Nel presente articolo evidenziamo il possibile ruolo dei frammenti di cibo non digerito come agenti pro-infiammatori e l’importanza dell’integrità delle due barriere, intestinale e della barriera emato-encefalica (BEE), per la salute umana. Se la barriera intestinale diventa permeabile, frammenti di cibo non digerito fuoriescono anche dallo spazio luminale (intestino) insieme a batteri, endotossine, molecole immunocompetenti e cellule. Tutto questo materiale, che si supponeva rimanesse segregato nell’intestino, è ora in circolazione.

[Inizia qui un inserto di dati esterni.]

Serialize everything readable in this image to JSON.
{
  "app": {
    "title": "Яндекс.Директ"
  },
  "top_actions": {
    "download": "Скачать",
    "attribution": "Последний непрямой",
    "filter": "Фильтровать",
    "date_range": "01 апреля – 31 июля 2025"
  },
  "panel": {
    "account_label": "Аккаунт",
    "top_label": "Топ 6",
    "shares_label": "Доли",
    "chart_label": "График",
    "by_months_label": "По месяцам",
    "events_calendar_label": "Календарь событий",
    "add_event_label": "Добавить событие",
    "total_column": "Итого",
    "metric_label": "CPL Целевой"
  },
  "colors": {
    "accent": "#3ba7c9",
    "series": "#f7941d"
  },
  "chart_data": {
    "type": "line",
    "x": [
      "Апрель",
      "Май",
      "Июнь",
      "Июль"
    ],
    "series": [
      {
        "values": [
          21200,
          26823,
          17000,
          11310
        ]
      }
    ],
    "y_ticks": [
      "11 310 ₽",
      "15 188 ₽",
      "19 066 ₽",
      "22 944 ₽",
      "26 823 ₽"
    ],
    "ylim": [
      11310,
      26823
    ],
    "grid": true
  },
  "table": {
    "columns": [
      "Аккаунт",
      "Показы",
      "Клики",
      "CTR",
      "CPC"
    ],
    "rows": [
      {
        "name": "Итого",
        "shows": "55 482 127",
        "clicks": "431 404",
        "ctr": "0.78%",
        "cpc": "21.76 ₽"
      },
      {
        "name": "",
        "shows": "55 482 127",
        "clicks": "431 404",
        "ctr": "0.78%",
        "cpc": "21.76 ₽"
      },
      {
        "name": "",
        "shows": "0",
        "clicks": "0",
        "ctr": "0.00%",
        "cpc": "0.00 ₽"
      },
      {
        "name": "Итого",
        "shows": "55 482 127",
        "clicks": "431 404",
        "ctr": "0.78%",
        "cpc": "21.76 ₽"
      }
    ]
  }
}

Di solito ci preoccupiamo della disseminazione batterica, ma la disseminazione di cibo non digerito che attraversa la barriera intestinale e entra nel flusso sanguigno non deve essere trascurata.

Nell’intestino, i peptidi non completamente digeriti, sebbene ancora diversi da noi (non-self), erano sulla buona strada per diventare simili a noi (self), quindi la loro probabilità di mimetismo molecolare con i nostri peptidi potrebbe aumentare dopo una digestione parziale. Nel corso della disbiosi intestinale e dell’infiammazione intestinale, i linfociti T vengono attivati. Con l’attivazione dei linfociti T, i linfociti B vengono attivati per produrre anticorpi. Questi anticorpi contro gli antigeni alimentari possono riconoscere gli autoantigeni e innescare una risposta autoimmune. Ad esempio, è stato suggerito che gli anticorpi contro le proteine del grano e del latte nei donatori di sangue possano contribuire alle attività neuroimmuni [39].

Pertanto, i peptidi ( di aminoacidi) non digeriti e i loro anticorpi possono rafforzare le attività infiammatorie e autoimmuni e possono indirizzarle verso uno dei diversi organi, ma è necessaria la cooperazione con il microbiota.

Sequenza proposta:

  1. Dieta pro-infiammatoria → disbiosi

  2. Attivazione immunitaria → infiammazione intestinale

  3. Permeabilità intestinale → infiammazione sistemica

  4. Risposta autoimmune contro antigeni alimentari

  5. Rottura BBB → neuroinfiammazione

Il cibo non digerito, insieme al microbiota disbiotico, può contribuire a processi infiammatori sistemici e autoimmuni.